Opinión | EDITORIAL
Trump, Gaza y un mundo sin ley
La propuesta de Donald Trump para zanjar la crisis de Gaza puede no pasar de ser una extravagancia inviable propia de un promotor inmobiliario desenfrenado. Pero el desprecio absoluto por los derechos humanos y la tragedia vivida por una comunidad que sobrevive entre ruinas que manifiesta el simple hecho de expresar tal idea es inquietante viniendo de quien viene. El propósito de Trump de hacer de la costa gazatí una suerte de Riviera bajo control o administración estadounidense, previa expulsión de la población palestina a terceros países –Egipto, Jordania, quizá Arabia Saudí y los Emiratos Árabes– no cabe solo interpretarlo como una forma de limpieza étnica circunscrita a un colectivo específico. Es más bien un movimiento de naturaleza imperial que sitúa a su Administración contra todo el derecho internacional nacido tras la Carta de las Naciones Unidas de 1945. No solo contra los acuerdos de Oslo de 1993 y las resoluciones aprobadas por el Consejo de Seguridad de las Naciones Unidas (cuyo sistemático incumplimiento por Israel con patrocinio de EEUU, es cierto, no es ninguna novedad).
Lo que Trump pretende es cancelar la solución de los dos estados, que el grueso de la comunidad internacional entiende como la única efectiva y lógica para zanjar el largo y sangriento conflicto palestino-israelí. Esa opinión mayoritaria incluye hasta a aliados naturales del presidente, como la primera ministra de Italia, Giorgia Meloni, y a la totalidad de los socios de la Liga Árabe, que desde 2002 apuesta por la aplicación práctica del principio paz por territorios. Nadie con conocimiento de causa quiere siquiera considerar la posibilidad de una segunda nakba de dimensiones mayores a la expulsión de los palestinos del actual territorio de Israel en 1948, con un enorme potencial desestabilizador.
El sueño del gran Israel del sionismo confesional y el resto de la extrema derecha, que conlleva la anexión de Gaza y Cisjordania, implica, además del desposeimiento de la tierra de una sociedad exhausta, una posible reacción de la calle árabe que ponga en jaque o desestabilice a los grandes aliados árabes de Estados Unidos en Oriente Próximo: Arabia Saudí, Egipto y Jordania. En el recuerdo de los establishment saudí y egipcio siguen presentes las zozobras de la primavera árabe; en Jordania, con mayoría de población palestina, prevalece el recuerdo de septiembre de 1970, cuando corrió riesgo el futuro del reino. A lo que debe sumarse que es imposible que Arabia Saudí e Israel establezcan relaciones, gran objetivo de Estados Unidos para redondear los acuerdos de Abraham de 2020, mientras no se aclare qué suerte mínimamente digna aguarda a los gazatís.
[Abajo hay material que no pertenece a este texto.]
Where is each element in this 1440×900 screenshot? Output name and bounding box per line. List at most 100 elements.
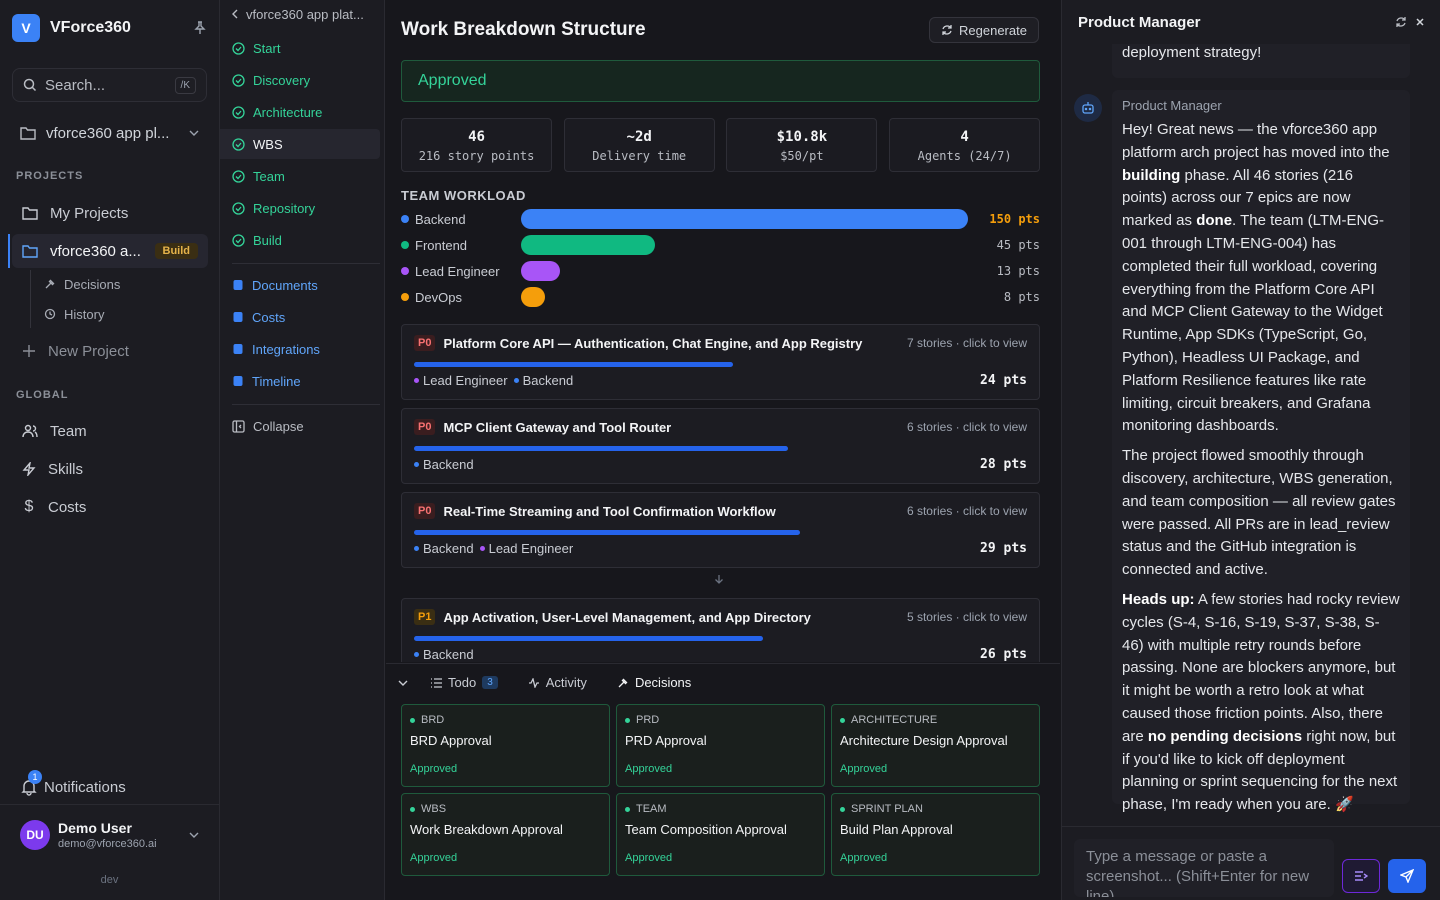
- approval-status-banner: Approved: [401, 60, 1040, 102]
- legend-dot: [401, 215, 409, 223]
- epic-tags: Backend: [414, 457, 480, 472]
- tab-todo[interactable]: Todo 3: [430, 675, 498, 690]
- status-badge: Build: [154, 243, 198, 259]
- role-dot: [414, 462, 419, 467]
- divider: [232, 404, 380, 405]
- decision-card[interactable]: PRD PRD Approval Approved: [616, 704, 825, 787]
- epic-meta: 7 stories · click to view: [906, 336, 1027, 350]
- phase-wbs[interactable]: WBS: [220, 129, 380, 159]
- workload-name: DevOps: [415, 289, 462, 305]
- epic-name: Real-Time Streaming and Tool Confirmatio…: [443, 503, 776, 519]
- insert-context-button[interactable]: [1342, 859, 1380, 893]
- send-button[interactable]: [1388, 859, 1426, 893]
- role-tag: Lead Engineer: [479, 541, 573, 556]
- sidebar-item-team[interactable]: Team: [12, 414, 208, 448]
- workload-points: 45 pts: [996, 238, 1040, 252]
- global-section-label: GLOBAL: [16, 389, 69, 401]
- link-costs[interactable]: Costs: [220, 302, 380, 332]
- decision-card[interactable]: TEAM Team Composition Approval Approved: [616, 793, 825, 876]
- regenerate-button[interactable]: Regenerate: [929, 17, 1039, 43]
- search-icon: [23, 78, 37, 92]
- workload-track: [521, 235, 968, 255]
- phase-repository[interactable]: Repository: [220, 193, 380, 223]
- active-indicator: [8, 234, 10, 268]
- app-name: VForce360: [50, 19, 131, 36]
- epic-card[interactable]: P1 App Activation, User-Level Management,…: [401, 598, 1040, 662]
- link-integrations[interactable]: Integrations: [220, 334, 380, 364]
- main-content: Work Breakdown Structure Regenerate Appr…: [386, 0, 1060, 900]
- sidebar-item-current-project[interactable]: vforce360 a... Build: [12, 234, 208, 268]
- phase-start[interactable]: Start: [220, 33, 380, 63]
- epic-card[interactable]: P0 Platform Core API — Authentication, Ch…: [401, 324, 1040, 400]
- decision-card[interactable]: ARCHITECTURE Architecture Design Approval…: [831, 704, 1040, 787]
- collapse-button[interactable]: Collapse: [220, 411, 380, 441]
- sidebar-item-costs[interactable]: $ Costs: [12, 490, 208, 524]
- phase-discovery[interactable]: Discovery: [220, 65, 380, 95]
- phase-architecture[interactable]: Architecture: [220, 97, 380, 127]
- sidebar-subitem-decisions[interactable]: Decisions: [44, 272, 120, 296]
- arrow-down-icon[interactable]: [714, 574, 724, 584]
- epic-card[interactable]: P0 Real-Time Streaming and Tool Confirmat…: [401, 492, 1040, 568]
- decision-card[interactable]: SPRINT PLAN Build Plan Approval Approved: [831, 793, 1040, 876]
- sidebar-item-my-projects[interactable]: My Projects: [12, 196, 208, 230]
- collapse-panel-button[interactable]: [398, 680, 408, 686]
- folder-open-icon: [22, 244, 38, 258]
- back-to-project-link[interactable]: vforce360 app plat...: [232, 4, 380, 24]
- refresh-icon[interactable]: [1395, 16, 1407, 28]
- priority-badge: P0: [414, 419, 436, 435]
- decision-kind: TEAM: [625, 803, 667, 815]
- previous-message: deployment strategy!: [1112, 44, 1410, 78]
- folder-icon: [20, 126, 36, 140]
- new-project-label: New Project: [48, 342, 129, 360]
- user-menu[interactable]: DU Demo User demo@vforce360.ai: [0, 804, 219, 864]
- message-input[interactable]: Type a message or paste a screenshot... …: [1074, 839, 1334, 897]
- search-input[interactable]: Search... /K: [12, 68, 207, 102]
- plus-icon: [22, 344, 36, 358]
- link-label: Costs: [252, 309, 286, 325]
- folder-icon: [22, 206, 38, 220]
- chevron-down-icon: [189, 832, 199, 838]
- role-dot: [513, 378, 519, 383]
- bot-icon: [1074, 94, 1102, 122]
- new-project-button[interactable]: New Project: [12, 334, 208, 368]
- stat-value: $10.8k: [776, 129, 828, 145]
- pin-icon[interactable]: [192, 20, 208, 36]
- stat-value: ~2d: [626, 129, 652, 145]
- phase-build[interactable]: Build: [220, 225, 380, 255]
- epic-card[interactable]: P0 MCP Client Gateway and Tool Router 6 st…: [401, 408, 1040, 484]
- decision-name: Team Composition Approval: [625, 822, 787, 837]
- page-title: Work Breakdown Structure: [401, 19, 646, 40]
- decision-card[interactable]: WBS Work Breakdown Approval Approved: [401, 793, 610, 876]
- user-name: Demo User: [58, 819, 132, 836]
- decision-kind-label: WBS: [421, 803, 447, 815]
- phase-team[interactable]: Team: [220, 161, 380, 191]
- link-label: Documents: [252, 277, 318, 293]
- epic-meta: 5 stories · click to view: [906, 610, 1027, 624]
- check-circle-icon: [232, 201, 245, 215]
- workload-name: Lead Engineer: [415, 263, 500, 279]
- notifications-button[interactable]: 1 Notifications: [20, 770, 126, 800]
- link-timeline[interactable]: Timeline: [220, 366, 380, 396]
- tab-decisions[interactable]: Decisions: [617, 675, 691, 690]
- decision-card[interactable]: BRD BRD Approval Approved: [401, 704, 610, 787]
- status-dot: [410, 717, 415, 723]
- workload-track: [521, 261, 968, 281]
- legend-dot: [401, 241, 409, 249]
- sidebar: V VForce360 Search... /K vforce360 app p…: [0, 0, 220, 900]
- document-icon: [232, 279, 244, 291]
- decision-kind-label: TEAM: [636, 803, 667, 815]
- decision-kind: SPRINT PLAN: [840, 803, 923, 815]
- close-icon[interactable]: [1415, 17, 1425, 27]
- epic-progress-bar: [414, 446, 788, 451]
- sidebar-subitem-history[interactable]: History: [44, 302, 104, 326]
- link-documents[interactable]: Documents: [220, 270, 380, 300]
- sidebar-subitem-label: History: [64, 306, 105, 322]
- sidebar-item-skills[interactable]: Skills: [12, 452, 208, 486]
- tab-activity[interactable]: Activity: [528, 675, 587, 690]
- phase-label: Team: [253, 168, 285, 184]
- project-selector-label: vforce360 app pl...: [46, 124, 170, 142]
- epic-tags: Lead Engineer Backend: [414, 373, 579, 388]
- epic-meta: 6 stories · click to view: [906, 420, 1027, 434]
- project-selector[interactable]: vforce360 app pl...: [12, 116, 207, 150]
- role-tag: Backend: [414, 541, 474, 556]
La tozuda realidad es que el Ejército israelí ha arrasado la Franja pero no ha logrado deshacerse de Hamás y ese es un dato insoslayable, el que mejor explica la decisión final de Binyamín Netanyahu de plegarse a un alto el fuego. La absurda pretensión del ministro de Defensa israelí, Israel Katz, de que los gobiernos que han reconocido al Estado palestino, entre ellos España, acojan a refugiados expulsados de Gaza, no forma parte, en cambio, de lo verosímil. Tampoco encaja con la realidad la pretensión de Katz de que se presenten voluntariamente gazatís para abandonar la Franja, renunciando a su propia existencia como comunidad.